Suu Minazuki, Gou-Dere Sora Nagihara, Vol. 2 (12/15)

Suu Minazuki, Gou-Dere Sora Nagihara, Vol. 3 (12/16)

Suu Minazuki, Gou-Dere Sora Nagihara, Vol. 4 (12/18)

Ian Frazier, Family (12/18)

Richard Sala, Violenzia And Other Deadly Amusements (12/21)

Richard Sala is a quirky, idiosyncratic maker of comics -- he works in the general territory that's also been home to Gahan Wilson and Charles Gorey and Charles Addams, full of horror-movie monsters, secret societies, sudden violence, and lurking dread. Sala doesn't aim to be as funny as often as those other cartoonists; his work is closest to Addams's longer stories, though Sala generally aims at a bit more verisimilitude than Addams, with stories that the reader is meant to take seriously and threats that aren't just fodder for mordant jokes.

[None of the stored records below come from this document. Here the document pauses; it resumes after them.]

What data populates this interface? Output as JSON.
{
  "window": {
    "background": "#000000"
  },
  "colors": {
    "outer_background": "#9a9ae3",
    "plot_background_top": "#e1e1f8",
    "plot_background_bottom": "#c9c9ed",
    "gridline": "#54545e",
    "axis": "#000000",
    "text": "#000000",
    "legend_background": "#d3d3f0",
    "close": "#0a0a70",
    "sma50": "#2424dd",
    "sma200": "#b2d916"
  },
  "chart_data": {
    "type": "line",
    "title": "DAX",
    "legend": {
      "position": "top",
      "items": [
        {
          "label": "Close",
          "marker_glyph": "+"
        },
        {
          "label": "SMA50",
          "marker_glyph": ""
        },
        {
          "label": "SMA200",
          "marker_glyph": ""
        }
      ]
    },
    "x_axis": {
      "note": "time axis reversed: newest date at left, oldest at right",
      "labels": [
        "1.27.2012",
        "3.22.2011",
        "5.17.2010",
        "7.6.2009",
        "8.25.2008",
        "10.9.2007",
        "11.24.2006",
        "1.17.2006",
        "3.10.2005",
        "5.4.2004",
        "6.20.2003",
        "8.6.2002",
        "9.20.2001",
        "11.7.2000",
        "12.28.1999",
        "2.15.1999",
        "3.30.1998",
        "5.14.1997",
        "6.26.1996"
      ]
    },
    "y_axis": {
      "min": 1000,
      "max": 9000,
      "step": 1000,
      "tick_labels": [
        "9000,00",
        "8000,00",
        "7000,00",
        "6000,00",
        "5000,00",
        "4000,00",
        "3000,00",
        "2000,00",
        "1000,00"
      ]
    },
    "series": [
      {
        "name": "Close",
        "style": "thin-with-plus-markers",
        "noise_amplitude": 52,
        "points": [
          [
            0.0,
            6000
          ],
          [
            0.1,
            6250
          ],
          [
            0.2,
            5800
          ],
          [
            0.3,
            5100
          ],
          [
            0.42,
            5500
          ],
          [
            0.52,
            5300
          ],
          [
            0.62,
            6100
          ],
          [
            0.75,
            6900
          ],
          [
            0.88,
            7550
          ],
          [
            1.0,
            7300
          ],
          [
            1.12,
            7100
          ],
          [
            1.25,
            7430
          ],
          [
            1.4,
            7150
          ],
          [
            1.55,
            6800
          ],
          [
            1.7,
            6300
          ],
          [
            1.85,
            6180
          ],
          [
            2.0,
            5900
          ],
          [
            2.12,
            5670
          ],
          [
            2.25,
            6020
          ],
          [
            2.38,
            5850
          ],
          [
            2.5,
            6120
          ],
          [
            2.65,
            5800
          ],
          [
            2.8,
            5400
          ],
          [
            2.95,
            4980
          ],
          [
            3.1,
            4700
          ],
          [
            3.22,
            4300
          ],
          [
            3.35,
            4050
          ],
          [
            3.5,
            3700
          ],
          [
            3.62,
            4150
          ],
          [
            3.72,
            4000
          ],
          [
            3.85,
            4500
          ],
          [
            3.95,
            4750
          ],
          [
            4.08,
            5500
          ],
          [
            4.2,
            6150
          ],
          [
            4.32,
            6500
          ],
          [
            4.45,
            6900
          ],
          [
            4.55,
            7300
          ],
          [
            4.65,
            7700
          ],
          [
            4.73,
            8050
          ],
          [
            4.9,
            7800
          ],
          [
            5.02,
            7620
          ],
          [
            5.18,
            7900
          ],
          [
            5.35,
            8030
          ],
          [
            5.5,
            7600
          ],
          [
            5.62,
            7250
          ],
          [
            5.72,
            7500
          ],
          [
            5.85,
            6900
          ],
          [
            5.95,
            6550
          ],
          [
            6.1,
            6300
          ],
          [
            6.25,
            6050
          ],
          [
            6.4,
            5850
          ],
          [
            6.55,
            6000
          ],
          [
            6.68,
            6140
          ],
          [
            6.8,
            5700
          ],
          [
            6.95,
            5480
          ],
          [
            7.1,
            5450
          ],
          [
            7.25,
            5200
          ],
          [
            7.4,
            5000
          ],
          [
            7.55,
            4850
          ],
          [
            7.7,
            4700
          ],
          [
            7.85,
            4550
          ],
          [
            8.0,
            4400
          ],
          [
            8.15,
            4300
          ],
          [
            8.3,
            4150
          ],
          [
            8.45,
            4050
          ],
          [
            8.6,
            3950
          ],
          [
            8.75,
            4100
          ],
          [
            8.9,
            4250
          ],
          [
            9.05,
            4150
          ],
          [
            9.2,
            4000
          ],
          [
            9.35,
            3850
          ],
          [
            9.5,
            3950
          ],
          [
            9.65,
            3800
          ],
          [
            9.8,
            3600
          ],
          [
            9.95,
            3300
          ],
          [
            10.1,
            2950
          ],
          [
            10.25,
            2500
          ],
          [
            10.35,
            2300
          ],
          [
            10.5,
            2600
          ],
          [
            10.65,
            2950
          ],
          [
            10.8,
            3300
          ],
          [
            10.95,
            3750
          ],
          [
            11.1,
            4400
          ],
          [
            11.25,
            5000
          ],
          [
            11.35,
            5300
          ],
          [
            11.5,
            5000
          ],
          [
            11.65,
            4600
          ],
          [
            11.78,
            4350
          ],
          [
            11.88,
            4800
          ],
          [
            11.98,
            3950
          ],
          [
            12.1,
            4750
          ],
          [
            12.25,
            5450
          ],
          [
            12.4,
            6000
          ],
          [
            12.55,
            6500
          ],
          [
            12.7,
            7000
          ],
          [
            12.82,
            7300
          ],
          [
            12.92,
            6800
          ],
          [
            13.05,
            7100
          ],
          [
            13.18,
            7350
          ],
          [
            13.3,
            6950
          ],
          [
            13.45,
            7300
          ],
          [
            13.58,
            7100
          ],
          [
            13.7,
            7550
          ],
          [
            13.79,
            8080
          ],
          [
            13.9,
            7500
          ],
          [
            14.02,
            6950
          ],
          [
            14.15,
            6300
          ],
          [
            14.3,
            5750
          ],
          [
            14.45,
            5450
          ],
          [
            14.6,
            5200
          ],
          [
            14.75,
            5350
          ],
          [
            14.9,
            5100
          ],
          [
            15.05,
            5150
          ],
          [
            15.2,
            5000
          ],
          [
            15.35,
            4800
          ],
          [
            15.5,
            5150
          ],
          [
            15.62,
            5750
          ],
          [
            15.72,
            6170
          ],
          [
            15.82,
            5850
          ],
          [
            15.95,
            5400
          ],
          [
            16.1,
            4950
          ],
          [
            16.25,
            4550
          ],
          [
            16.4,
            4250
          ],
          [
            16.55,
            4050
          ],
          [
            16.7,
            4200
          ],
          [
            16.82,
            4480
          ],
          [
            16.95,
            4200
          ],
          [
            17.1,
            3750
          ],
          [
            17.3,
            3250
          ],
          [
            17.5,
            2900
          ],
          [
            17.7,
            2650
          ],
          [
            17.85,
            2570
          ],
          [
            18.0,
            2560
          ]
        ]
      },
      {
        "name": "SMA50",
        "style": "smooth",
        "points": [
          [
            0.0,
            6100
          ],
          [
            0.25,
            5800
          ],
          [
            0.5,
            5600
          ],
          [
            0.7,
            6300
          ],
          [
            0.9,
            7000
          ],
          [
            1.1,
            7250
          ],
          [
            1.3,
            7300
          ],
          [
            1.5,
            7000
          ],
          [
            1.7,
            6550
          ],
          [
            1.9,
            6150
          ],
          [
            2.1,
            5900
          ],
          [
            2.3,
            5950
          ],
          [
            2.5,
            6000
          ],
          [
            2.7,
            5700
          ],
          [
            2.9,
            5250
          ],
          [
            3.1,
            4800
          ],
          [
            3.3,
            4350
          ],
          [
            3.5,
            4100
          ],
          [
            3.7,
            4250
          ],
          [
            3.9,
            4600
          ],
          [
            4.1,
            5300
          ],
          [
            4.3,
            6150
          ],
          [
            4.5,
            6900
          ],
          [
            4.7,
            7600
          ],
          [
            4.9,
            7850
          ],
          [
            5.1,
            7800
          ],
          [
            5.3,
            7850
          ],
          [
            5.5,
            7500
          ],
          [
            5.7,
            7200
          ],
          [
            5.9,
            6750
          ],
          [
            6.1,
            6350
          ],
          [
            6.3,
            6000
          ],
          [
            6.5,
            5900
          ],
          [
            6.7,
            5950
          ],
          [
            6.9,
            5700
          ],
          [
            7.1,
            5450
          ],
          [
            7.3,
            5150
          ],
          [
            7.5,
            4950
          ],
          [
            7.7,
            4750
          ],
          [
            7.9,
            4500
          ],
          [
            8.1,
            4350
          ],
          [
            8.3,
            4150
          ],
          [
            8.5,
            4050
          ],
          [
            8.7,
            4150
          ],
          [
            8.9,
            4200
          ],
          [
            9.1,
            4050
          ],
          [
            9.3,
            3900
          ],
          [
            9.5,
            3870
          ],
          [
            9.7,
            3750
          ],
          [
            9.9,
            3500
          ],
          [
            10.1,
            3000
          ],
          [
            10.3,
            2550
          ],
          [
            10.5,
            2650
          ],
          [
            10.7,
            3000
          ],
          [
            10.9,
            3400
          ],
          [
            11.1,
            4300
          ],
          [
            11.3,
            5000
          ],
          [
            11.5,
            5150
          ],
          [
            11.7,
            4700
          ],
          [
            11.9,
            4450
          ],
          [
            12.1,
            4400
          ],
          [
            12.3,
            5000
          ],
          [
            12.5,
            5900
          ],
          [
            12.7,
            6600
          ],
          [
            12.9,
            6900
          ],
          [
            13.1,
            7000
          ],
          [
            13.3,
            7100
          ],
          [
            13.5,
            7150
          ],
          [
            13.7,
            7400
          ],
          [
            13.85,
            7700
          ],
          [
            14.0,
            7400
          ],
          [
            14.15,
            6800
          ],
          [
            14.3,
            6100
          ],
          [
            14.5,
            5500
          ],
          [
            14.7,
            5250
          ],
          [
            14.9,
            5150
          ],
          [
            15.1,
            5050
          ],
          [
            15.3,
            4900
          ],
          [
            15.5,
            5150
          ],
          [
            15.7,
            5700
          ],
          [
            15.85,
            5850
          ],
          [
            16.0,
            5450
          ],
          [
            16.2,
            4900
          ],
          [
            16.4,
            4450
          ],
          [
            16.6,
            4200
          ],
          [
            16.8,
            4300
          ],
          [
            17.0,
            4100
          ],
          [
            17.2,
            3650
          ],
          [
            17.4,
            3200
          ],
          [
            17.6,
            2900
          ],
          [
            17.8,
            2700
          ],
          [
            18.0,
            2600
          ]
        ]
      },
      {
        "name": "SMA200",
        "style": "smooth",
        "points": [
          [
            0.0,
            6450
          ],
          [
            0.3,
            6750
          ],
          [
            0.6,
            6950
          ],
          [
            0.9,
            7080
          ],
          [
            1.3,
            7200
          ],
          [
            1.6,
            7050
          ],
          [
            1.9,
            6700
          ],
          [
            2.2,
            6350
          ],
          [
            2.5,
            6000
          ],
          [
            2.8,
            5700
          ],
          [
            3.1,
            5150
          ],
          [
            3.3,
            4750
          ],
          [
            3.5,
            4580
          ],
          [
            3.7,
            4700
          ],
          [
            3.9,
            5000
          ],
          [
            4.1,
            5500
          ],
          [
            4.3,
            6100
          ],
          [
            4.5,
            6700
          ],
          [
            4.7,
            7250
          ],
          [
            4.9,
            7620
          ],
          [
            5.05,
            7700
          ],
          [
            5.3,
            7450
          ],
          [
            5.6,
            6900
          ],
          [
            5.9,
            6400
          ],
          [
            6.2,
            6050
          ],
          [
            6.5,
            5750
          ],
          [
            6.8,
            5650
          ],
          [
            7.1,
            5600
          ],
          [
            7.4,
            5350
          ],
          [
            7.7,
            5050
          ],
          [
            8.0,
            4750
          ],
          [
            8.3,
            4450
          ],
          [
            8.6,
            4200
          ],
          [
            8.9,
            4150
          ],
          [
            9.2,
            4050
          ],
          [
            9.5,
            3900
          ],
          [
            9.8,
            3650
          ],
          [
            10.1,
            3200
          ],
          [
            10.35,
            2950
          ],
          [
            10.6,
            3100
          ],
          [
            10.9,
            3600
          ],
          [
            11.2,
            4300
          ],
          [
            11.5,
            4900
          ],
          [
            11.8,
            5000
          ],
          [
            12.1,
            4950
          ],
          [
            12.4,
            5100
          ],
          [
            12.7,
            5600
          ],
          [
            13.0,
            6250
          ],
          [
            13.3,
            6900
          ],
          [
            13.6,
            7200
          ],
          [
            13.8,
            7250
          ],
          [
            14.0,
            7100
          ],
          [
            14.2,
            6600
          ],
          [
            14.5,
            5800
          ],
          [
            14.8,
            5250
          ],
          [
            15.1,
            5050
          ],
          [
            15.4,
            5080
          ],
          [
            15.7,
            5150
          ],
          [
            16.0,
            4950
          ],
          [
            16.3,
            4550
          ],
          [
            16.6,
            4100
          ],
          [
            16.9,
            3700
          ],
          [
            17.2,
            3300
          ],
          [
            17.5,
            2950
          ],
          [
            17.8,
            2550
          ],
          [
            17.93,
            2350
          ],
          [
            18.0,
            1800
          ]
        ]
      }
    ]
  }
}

Violenzia collects four stories from Sala -- it's bookended by two sequences about the title character, a nearly-silent gun-wielding force of vengeance with punky pink hair that always falls carefully over one eye. In between are a very Addams-esque abecedary called "Malevolent Reveries," with an alliterative page of various shivery things for each letter of the alphabet, and "Forgotten," a meditation in duotone, following the stream of consciousness of one young man as he wanders through an eerie landscape and avoids remembering unpleasant truths.

So this isn't a major work, but it's a nice big slice of Sala for those of us who like that sort of thing.

Jeff Lemire and Dustin Nguyen, Descender, Vol. 1: Tin Stars (12/22)

Matt Fraction and Howard Chaykin, Satellite Sam, Vol. 3 (12/23)

If I'd known this was a limited series, I would have saved it all to read at once. (And maybe paid more attention while doing so!) Surprisingly -- to me, at least -- this third volume finishes up its story set in the world of early TV, full of live shows with bad actors and utter hams, scheming political and network types, inventive geniuses passing as white, and a Bob Crane-esque secret collection of amateur pornography that could destroy at least one career.

(Confused? Perhaps my reviews of volumes one and two will help. But perhaps not.)

It does all wrap up here, more or less neatly, and it's paced in such a way that I assume this was the plan all along. (So this is just another case of me not paying attention to the right things.) I'm more familiar with Chaykin's work than Fraction's -- I've had an additional thirty years to become familiar with Chaykin, so that certainly helps -- but I can say that Fraction gives us a somewhat happier, sunnier resolution than I would have expected from pure Chaykin. Otherwise, anything I can say here would be spoilers, and we know how much the Internet detests spoilers.

Thomas Lynch, The Undertaking (12/23)



Links for most or all of the above should pop up over the next few days; as I write this, I've finished all but two of them. (And two books from much earlier in the year.) I won't make any promises or predictions for 2016, but it's here now -- I hope you deal with it as well as you can, and that it brings you as much joy as you can stand.